Clustering

Date

Friday, January 30, 2026

Links of interest

Scikit-learn clustering overview

Notes

In class, we first reviewed Wednesday’s in-class assignment together, discussing what went well and what was challenging.

The remainder of the lecture focused on clustering, an unsupervised learning technique for grouping similar data. We discussed:

What clustering is and why we do it.
When we cluster, we group together similar data on the basis of their properties — without any pre-existing labels. Reasons to cluster include:
- We want to make comparisons but lack a priori groupings.
- We want to simplify a dataset, for example by identifying or removing outliers.
- We are intentionally looking for anomalies in our data.
Clustering as unsupervised learning.
Clustering is a form of unsupervised learning: there is no training data in the supervised sense. We apply clustering algorithms to find hidden patterns or structure within a dataset.
The many flavors of clustering.
“Clustering” does not refer to a single algorithm. Common approaches include k-means, DBSCAN, hierarchical clustering, spectral clustering, and Gaussian mixture models, among others. Each has different assumptions and strengths (see the scikit-learn overview above for a visual comparison).
How clustering differs from PCA.
Both PCA and clustering simplify data, but in different ways:
- PCA reduces the dimensionality of the data — it finds a lower-dimensional representation.
- Clustering finds homogeneous groups within the observations.
The two are complementary and it is common to apply PCA first (to reduce noise and dimensionality) and then cluster in the reduced space.
Distance as the basis for similarity.
Most clustering algorithms rely on some measure of distance: data that are closer together are considered more similar than data that are far apart. Common distance metrics include:
- Euclidean (L2): The straight-line distance between two points. $$d(\mathbf{x}, \mathbf{y}) = \sqrt{\sum_{i=1}^{n} (x_i - y_i)^2}$$ Often used when features have similar units or scales.
- Manhattan (L1): The sum of absolute differences. $$d(\mathbf{x}, \mathbf{y}) = \sum_{i=1}^{n} |x_i - y_i|$$
- Geodesic: The shortest path between two points on the surface of a sphere. Critical for geographic applications (GPS, geodesy).
- Correlation-based: Using Pearson or Spearman rank correlation as a similarity measure.
- Covariance-based: Accounts for spatial covariance (e.g., from variogram models). Common in geostatistics.
- Cosine similarity: The cosine of the angle between two data vectors. Frequently used for text or image data.
K-means clustering.
K-means is the most widely used clustering algorithm.

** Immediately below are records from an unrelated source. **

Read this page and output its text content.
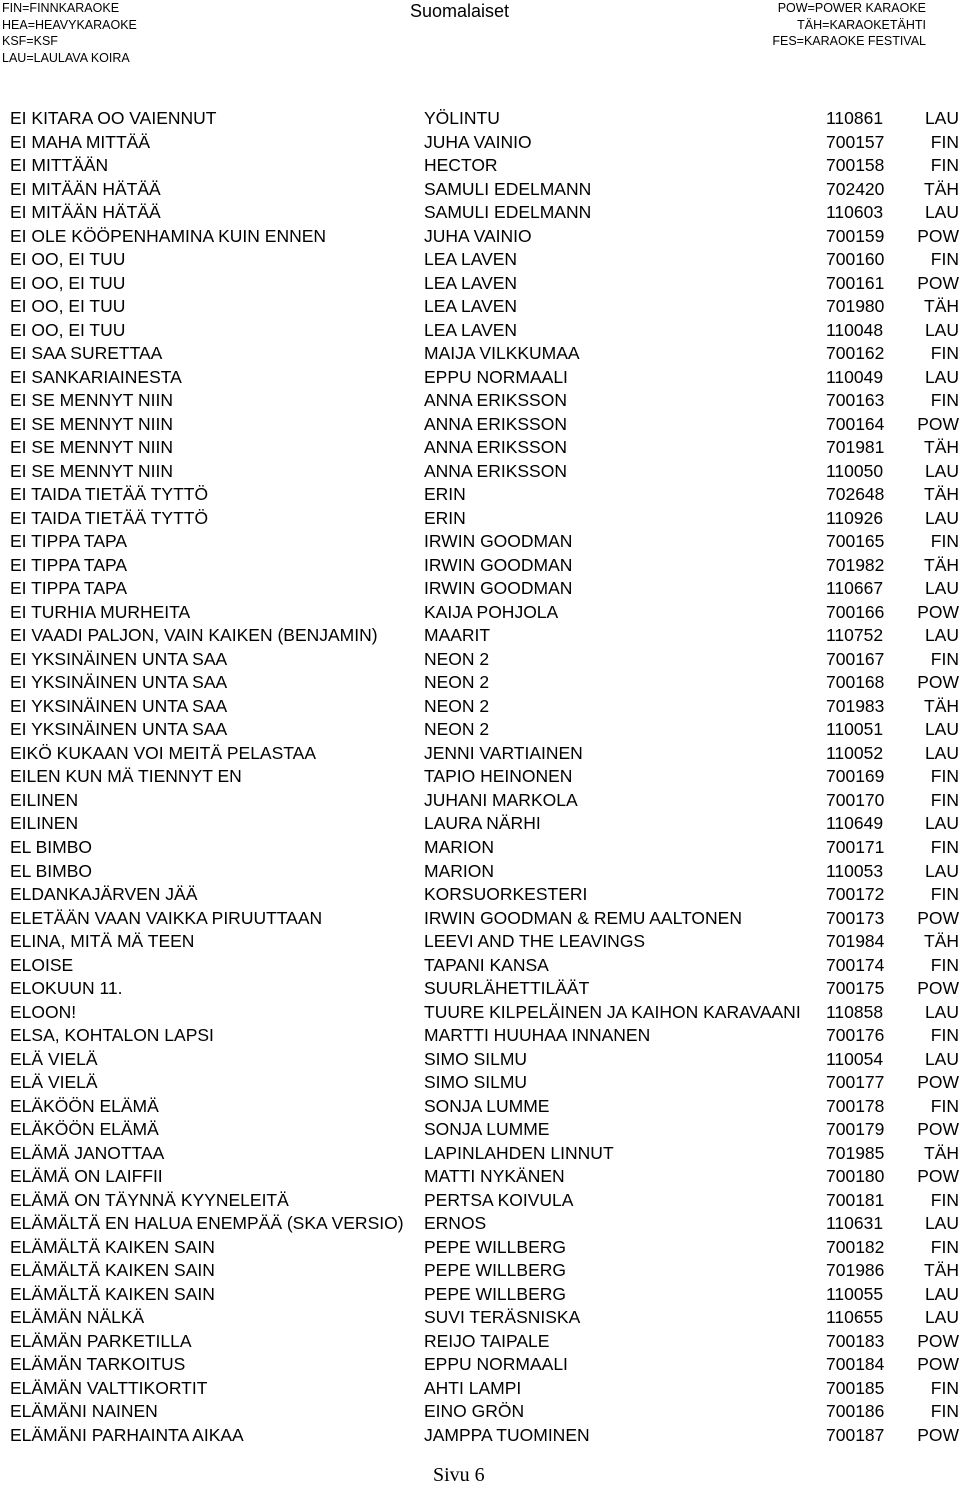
FIN=FINNKARAOKE
HEA=HEAVYKARAOKE
KSF=KSF
LAU=LAULAVA KOIRA
Suomalaiset	POW=POWER KARAOKE
TÄH=KARAOKETÄHTI
FES=KARAOKE FESTIVAL
EI KITARA OO VAIENNUT	YÖLINTU	110861	LAU
EI MAHA MITTÄÄ	JUHA VAINIO	700157	FIN
EI MITTÄÄN	HECTOR	700158	FIN
EI MITÄÄN HÄTÄÄ	SAMULI EDELMANN	702420	TÄH
EI MITÄÄN HÄTÄÄ	SAMULI EDELMANN	110603	LAU
EI OLE KÖÖPENHAMINA KUIN ENNEN	JUHA VAINIO	700159	POW
EI OO, EI TUU	LEA LAVEN	700160	FIN
EI OO, EI TUU	LEA LAVEN	700161	POW
EI OO, EI TUU	LEA LAVEN	701980	TÄH
EI OO, EI TUU	LEA LAVEN	110048	LAU
EI SAA SURETTAA	MAIJA VILKKUMAA	700162	FIN
EI SANKARIAINESTA	EPPU NORMAALI	110049	LAU
EI SE MENNYT NIIN	ANNA ERIKSSON	700163	FIN
EI SE MENNYT NIIN	ANNA ERIKSSON	700164	POW
EI SE MENNYT NIIN	ANNA ERIKSSON	701981	TÄH
EI SE MENNYT NIIN	ANNA ERIKSSON	110050	LAU
EI TAIDA TIETÄÄ TYTTÖ	ERIN	702648	TÄH
EI TAIDA TIETÄÄ TYTTÖ	ERIN	110926	LAU
EI TIPPA TAPA	IRWIN GOODMAN	700165	FIN
EI TIPPA TAPA	IRWIN GOODMAN	701982	TÄH
EI TIPPA TAPA	IRWIN GOODMAN	110667	LAU
EI TURHIA MURHEITA	KAIJA POHJOLA	700166	POW
EI VAADI PALJON, VAIN KAIKEN (BENJAMIN)	MAARIT	110752	LAU
EI YKSINÄINEN UNTA SAA	NEON 2	700167	FIN
EI YKSINÄINEN UNTA SAA	NEON 2	700168	POW
EI YKSINÄINEN UNTA SAA	NEON 2	701983	TÄH
EI YKSINÄINEN UNTA SAA	NEON 2	110051	LAU
EIKÖ KUKAAN VOI MEITÄ PELASTAA	JENNI VARTIAINEN	110052	LAU
EILEN KUN MÄ TIENNYT EN	TAPIO HEINONEN	700169	FIN
EILINEN	JUHANI MARKOLA	700170	FIN
EILINEN	LAURA NÄRHI	110649	LAU
EL BIMBO	MARION	700171	FIN
EL BIMBO	MARION	110053	LAU
ELDANKAJÄRVEN JÄÄ	KORSUORKESTERI	700172	FIN
ELETÄÄN VAAN VAIKKA PIRUUTTAAN	IRWIN GOODMAN & REMU AALTONEN	700173	POW
ELINA, MITÄ MÄ TEEN	LEEVI AND THE LEAVINGS	701984	TÄH
ELOISE	TAPANI KANSA	700174	FIN
ELOKUUN 11.	SUURLÄHETTILÄÄT	700175	POW
ELOON!	TUURE KILPELÄINEN JA KAIHON KARAVAANI	110858	LAU
ELSA, KOHTALON LAPSI	MARTTI HUUHAA INNANEN	700176	FIN
ELÄ VIELÄ	SIMO SILMU	110054	LAU
ELÄ VIELÄ	SIMO SILMU	700177	POW
ELÄKÖÖN ELÄMÄ	SONJA LUMME	700178	FIN
ELÄKÖÖN ELÄMÄ	SONJA LUMME	700179	POW
ELÄMÄ JANOTTAA	LAPINLAHDEN LINNUT	701985	TÄH
ELÄMÄ ON LAIFFII	MATTI NYKÄNEN	700180	POW
ELÄMÄ ON TÄYNNÄ KYYNELEITÄ	PERTSA KOIVULA	700181	FIN
ELÄMÄLTÄ EN HALUA ENEMPÄÄ (SKA VERSIO)	ERNOS	110631	LAU
ELÄMÄLTÄ KAIKEN SAIN	PEPE WILLBERG	700182	FIN
ELÄMÄLTÄ KAIKEN SAIN	PEPE WILLBERG	701986	TÄH
ELÄMÄLTÄ KAIKEN SAIN	PEPE WILLBERG	110055	LAU
ELÄMÄN NÄLKÄ	SUVI TERÄSNISKA	110655	LAU
ELÄMÄN PARKETILLA	REIJO TAIPALE	700183	POW
ELÄMÄN TARKOITUS	EPPU NORMAALI	700184	POW
ELÄMÄN VALTTIKORTIT	AHTI LAMPI	700185	FIN
ELÄMÄNI NAINEN	EINO GRÖN	700186	FIN
ELÄMÄNI PARHAINTA AIKAA	JAMPPA TUOMINEN	700187	POW
Sivu 6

It partitions data into $k$ clusters by iterating between two steps:
1. Set initial values for the centroid (mean) of each cluster.
2. Compute the distance from each observation to each centroid.
3. Assign each observation to the nearest centroid.
4. Recompute each centroid as the mean of all points assigned to it.
5. Repeat steps 2–4 until assignments stop changing (or a stopping criterion is met).
K-means uses Euclidean distance and minimizes inertia — the total within-cluster sum of squared distances to each centroid.
Practical considerations with k-means.
- Random initialization: Because initial centroids are chosen randomly, k-means can give different results on different runs. It is common to run the algorithm multiple times and keep the best result.
- Choosing $k$ — the elbow method: A key challenge is deciding how many clusters to use. The elbow method involves running k-means for an increasing number of clusters and plotting the average within-cluster distance (inertia) as a function of $k$. The “elbow” in the curve — where adding more clusters yields diminishing returns — suggests a good value of $k$.